La Gironde protège ses nappes profondes

Les nappes profondes de Gironde assurent l'approvisionnement en eau de plus d'un million d'habitants. Pour les protéger, un Sage a été approuvé fin 2003.  Les premières mesures pour économiser cette ressource menacée viennent d'être adoptées.

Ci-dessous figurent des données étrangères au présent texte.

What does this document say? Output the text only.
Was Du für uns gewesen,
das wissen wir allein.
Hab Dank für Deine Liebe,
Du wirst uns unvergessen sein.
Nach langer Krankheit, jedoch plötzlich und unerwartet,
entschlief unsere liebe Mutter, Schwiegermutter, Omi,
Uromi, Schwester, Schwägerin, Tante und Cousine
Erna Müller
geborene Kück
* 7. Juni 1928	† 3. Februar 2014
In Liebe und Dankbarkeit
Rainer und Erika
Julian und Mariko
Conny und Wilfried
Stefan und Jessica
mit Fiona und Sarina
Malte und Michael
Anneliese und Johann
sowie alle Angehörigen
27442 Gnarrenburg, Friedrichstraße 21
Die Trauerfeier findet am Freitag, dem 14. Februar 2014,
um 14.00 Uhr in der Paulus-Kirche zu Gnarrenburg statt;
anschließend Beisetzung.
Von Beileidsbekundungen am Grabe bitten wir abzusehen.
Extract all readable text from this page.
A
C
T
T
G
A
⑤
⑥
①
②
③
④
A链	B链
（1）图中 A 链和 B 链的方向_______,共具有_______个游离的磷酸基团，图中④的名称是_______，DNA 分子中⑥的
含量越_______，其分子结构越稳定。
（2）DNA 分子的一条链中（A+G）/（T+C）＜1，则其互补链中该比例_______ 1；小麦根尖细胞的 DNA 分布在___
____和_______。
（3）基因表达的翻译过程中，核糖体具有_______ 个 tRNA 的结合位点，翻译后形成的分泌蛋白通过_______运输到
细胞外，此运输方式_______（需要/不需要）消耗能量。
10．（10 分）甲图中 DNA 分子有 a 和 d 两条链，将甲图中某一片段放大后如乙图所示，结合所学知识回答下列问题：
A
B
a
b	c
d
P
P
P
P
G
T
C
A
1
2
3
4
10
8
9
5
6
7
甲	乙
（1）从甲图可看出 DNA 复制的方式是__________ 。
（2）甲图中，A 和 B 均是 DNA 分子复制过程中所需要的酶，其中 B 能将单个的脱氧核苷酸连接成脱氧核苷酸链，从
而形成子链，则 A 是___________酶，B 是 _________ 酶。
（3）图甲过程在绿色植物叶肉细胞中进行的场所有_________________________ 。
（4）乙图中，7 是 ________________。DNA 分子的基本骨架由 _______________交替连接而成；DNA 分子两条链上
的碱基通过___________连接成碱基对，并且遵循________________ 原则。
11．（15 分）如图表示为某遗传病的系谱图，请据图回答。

Les Girondins ont de la chance. Sous leurs pieds, sur une superficie de 73.500 km², sommeille une réserve d'eau tellement importante qu'ils l'ont longtemps crue inépuisable. Aujourd'hui encore, ces nappes captives profondes assurent la moitié des besoins en eau du département. Elles fournissent chaque année 150 millions de mètres cubes d'eau potable et 40 millions de mètres cubes à l'industrie et à l'irrigation.
Mais cette réserve est très fragile. C'est pourquoi, dès 1996, le conseil général, la communauté urbaine de Bordeaux et l'agence de l'eau Adour-Garonne adoptent un schéma directeur de gestion des ressources en eau du département. En 1998, la décision d'élaborer un schéma d'aménagement et de gestion des eaux (Sage) est prise. Un Sage Nappes profondes, le premier du genre en France, est adopté par arrêté préfectoral le 25 novembre 2003, pour réglementer et préserver les nappes du département. Une mesure indispensable tant la ressource est menacée par une surexploitation, une mauvaise répartition des pompages et des risques de pollutions.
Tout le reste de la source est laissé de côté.